To commemorate Remembrance Sunday (November 11), Simon Allcock, Riverside’s Head of Projects, reflects on the challenges faced by ex-service personnel when they leave the Armed Forces, and asks where’s home for them?
Talk to anyone about joining the armed services and it won’t be long before the subject of ‘home’ comes up. Joining the services can be a lonely experience in some ways, especially to begin with. Young people leaving home for the first time, missing home, missing family and friends. Familiar haunts are replaced by new places, and with that, the shared experience a strong new camaraderie grows. A deep trust builds through action packed new experiences shared together.
As time moves on our understanding of what home actually is – can also change, and when we don’t settle in a particular place for long, and transience becomes normal, home can become the company we keep. For people in the services, fellow service men and women can often become both friends and family and serving in the Forces becomes your home. And so, when service eventually comes to an end, it can have a devastating impact. It can feel like you have lost your home as well as your employment and support network too. An overwhelming feeling of losing everything that you had during your service, your military family – is common among veterans. You don’t know where to go, what to do, everything feels unfamiliar. You have no home.
Every year between 18,000 and 20,000 people leave the Armed Forces. It seems particularly unfair that after serving your country – often going into a war zone, seeing action and finally leaving – veterans enter a civilian world characterised by a housing crisis and massive demand for affordable housing.
A world where the skills required to navigate this maze can be precisely the ones you haven’t been able to build up in the forces, because accommodation is always provided and subsidised. Your support network is gone, you don’t feel a gravitational pull to a particular place and in some cases relationships with non-forces friends and family may have deteriorated over time.
It’s no wonder so many people struggle with the transition to civilian life.

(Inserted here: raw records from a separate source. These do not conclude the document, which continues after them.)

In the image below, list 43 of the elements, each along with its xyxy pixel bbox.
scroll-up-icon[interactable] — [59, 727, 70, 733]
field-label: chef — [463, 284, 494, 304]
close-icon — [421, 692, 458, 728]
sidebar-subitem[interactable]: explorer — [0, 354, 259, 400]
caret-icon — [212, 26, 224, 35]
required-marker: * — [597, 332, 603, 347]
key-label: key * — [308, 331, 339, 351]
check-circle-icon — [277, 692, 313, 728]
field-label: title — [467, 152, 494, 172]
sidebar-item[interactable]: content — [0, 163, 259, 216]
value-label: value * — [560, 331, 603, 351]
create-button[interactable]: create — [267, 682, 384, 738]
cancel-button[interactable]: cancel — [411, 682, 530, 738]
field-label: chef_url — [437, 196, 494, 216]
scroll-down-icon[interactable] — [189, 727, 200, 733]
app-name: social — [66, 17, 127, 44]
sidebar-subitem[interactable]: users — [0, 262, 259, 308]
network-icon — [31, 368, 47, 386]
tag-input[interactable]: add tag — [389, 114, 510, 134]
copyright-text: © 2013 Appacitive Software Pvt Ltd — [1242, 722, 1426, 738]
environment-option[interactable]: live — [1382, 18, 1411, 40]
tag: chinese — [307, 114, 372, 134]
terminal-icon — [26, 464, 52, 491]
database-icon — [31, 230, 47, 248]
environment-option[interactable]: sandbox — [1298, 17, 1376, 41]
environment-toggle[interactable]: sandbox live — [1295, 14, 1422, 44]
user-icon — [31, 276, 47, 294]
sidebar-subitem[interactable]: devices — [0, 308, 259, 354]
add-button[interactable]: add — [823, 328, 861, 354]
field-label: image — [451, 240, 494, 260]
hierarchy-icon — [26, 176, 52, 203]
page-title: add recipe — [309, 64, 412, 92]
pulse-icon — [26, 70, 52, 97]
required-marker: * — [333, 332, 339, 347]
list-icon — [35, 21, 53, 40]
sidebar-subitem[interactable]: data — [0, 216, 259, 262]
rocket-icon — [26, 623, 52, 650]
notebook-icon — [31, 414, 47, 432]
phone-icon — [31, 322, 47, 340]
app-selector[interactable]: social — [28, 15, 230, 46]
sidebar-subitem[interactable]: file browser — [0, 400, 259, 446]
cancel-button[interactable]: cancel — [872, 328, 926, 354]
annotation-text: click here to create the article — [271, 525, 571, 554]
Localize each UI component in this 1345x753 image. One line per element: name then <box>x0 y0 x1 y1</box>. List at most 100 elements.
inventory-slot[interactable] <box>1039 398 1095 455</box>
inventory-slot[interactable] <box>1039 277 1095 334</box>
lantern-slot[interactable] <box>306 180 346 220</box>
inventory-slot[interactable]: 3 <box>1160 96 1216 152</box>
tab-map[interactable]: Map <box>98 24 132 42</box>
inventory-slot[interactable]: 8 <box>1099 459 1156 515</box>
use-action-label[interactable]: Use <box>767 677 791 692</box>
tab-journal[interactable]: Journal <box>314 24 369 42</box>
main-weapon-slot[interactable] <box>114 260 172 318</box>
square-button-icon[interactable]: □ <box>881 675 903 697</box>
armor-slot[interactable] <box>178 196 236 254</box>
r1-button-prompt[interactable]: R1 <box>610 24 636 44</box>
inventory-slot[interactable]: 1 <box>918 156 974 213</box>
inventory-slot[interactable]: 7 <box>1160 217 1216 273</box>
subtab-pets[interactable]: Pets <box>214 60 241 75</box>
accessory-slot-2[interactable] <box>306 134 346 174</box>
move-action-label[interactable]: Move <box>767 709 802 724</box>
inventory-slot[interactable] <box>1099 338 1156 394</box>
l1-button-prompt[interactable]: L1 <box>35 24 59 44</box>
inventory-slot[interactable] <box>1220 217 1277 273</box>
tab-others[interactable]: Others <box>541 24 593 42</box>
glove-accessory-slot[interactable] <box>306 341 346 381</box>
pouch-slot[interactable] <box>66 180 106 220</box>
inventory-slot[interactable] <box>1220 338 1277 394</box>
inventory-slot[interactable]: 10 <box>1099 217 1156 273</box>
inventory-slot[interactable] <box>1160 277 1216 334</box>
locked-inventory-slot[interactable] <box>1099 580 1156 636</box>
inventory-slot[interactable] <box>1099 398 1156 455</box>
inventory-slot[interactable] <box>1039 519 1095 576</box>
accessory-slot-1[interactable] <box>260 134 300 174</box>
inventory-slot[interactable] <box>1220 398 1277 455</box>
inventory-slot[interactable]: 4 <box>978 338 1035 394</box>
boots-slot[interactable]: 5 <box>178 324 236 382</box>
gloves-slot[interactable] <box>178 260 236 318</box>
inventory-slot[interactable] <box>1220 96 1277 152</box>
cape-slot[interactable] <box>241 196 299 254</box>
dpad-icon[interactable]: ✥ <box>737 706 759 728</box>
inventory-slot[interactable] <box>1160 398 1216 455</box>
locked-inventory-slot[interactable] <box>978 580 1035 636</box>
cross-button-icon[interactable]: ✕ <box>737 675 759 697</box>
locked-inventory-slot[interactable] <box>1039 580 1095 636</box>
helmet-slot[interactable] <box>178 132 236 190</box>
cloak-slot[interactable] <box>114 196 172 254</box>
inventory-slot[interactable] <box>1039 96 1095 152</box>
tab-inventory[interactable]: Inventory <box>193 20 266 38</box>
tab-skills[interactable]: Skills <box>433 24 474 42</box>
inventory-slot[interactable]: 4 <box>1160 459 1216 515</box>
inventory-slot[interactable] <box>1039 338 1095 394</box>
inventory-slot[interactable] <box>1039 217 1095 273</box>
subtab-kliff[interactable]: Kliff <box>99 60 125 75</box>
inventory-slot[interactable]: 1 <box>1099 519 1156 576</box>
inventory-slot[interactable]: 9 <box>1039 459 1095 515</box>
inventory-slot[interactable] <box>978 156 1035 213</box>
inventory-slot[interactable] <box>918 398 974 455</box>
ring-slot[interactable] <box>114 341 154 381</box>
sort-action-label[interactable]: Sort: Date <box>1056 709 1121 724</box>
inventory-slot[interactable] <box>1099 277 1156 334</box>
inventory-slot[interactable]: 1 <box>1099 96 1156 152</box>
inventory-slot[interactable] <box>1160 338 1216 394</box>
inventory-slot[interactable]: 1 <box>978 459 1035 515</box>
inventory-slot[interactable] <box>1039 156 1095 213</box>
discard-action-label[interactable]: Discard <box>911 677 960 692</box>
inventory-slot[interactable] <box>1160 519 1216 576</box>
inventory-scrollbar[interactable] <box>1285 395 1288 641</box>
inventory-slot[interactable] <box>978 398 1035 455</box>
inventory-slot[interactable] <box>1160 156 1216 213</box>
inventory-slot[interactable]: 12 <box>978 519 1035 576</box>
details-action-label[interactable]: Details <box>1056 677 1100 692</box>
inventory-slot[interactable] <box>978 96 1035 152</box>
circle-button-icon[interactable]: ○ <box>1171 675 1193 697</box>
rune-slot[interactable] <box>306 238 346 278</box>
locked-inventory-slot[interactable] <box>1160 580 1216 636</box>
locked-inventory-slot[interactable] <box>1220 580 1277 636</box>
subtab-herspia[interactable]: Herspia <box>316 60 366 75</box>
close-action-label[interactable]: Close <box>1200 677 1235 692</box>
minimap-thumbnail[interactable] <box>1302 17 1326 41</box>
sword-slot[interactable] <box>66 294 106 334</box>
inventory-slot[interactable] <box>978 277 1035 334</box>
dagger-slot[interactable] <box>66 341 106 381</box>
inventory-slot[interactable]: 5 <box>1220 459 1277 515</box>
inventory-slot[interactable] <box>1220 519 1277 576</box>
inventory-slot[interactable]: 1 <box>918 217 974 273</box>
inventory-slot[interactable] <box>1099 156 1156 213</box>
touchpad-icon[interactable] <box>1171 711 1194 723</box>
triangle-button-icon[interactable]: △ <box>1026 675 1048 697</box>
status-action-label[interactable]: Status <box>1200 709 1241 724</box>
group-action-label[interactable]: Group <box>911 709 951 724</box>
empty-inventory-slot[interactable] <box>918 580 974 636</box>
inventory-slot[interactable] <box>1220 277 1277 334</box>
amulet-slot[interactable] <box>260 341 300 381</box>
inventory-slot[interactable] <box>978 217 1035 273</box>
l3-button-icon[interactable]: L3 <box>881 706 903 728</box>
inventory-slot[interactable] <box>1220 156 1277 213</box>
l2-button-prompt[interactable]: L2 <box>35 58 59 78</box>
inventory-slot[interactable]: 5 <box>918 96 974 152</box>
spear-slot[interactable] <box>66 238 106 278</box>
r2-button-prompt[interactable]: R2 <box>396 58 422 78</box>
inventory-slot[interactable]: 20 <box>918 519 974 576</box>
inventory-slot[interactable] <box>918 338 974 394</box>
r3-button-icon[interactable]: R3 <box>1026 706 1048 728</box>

Since 2000 Riverside has supported over 15,500 veterans through our specialist supported veterans accommodation in Middlesbrough, Catterick and Aldershot as well as through our veterans’ accommodation helpline SPACES. Over the past few months it has been my privilege to work closely with these services where I have seen first-hand how we not only provide affordable accommodation, but also offer our customers the support required to make new networks, re-establish old ones, to find work and stick with it, and ultimately become fully independent and get back in the driving seat.
So, as we commemorate 100 years since the end of the First World War – remembering the countless numbers who gave their lives as well as those who returned home from fighting overseas – it is fitting to reflect that veterans services such as those offered by Riverside, and their role in creating a sense of ‘home’, are still so critical for our ex-service men and women this present day.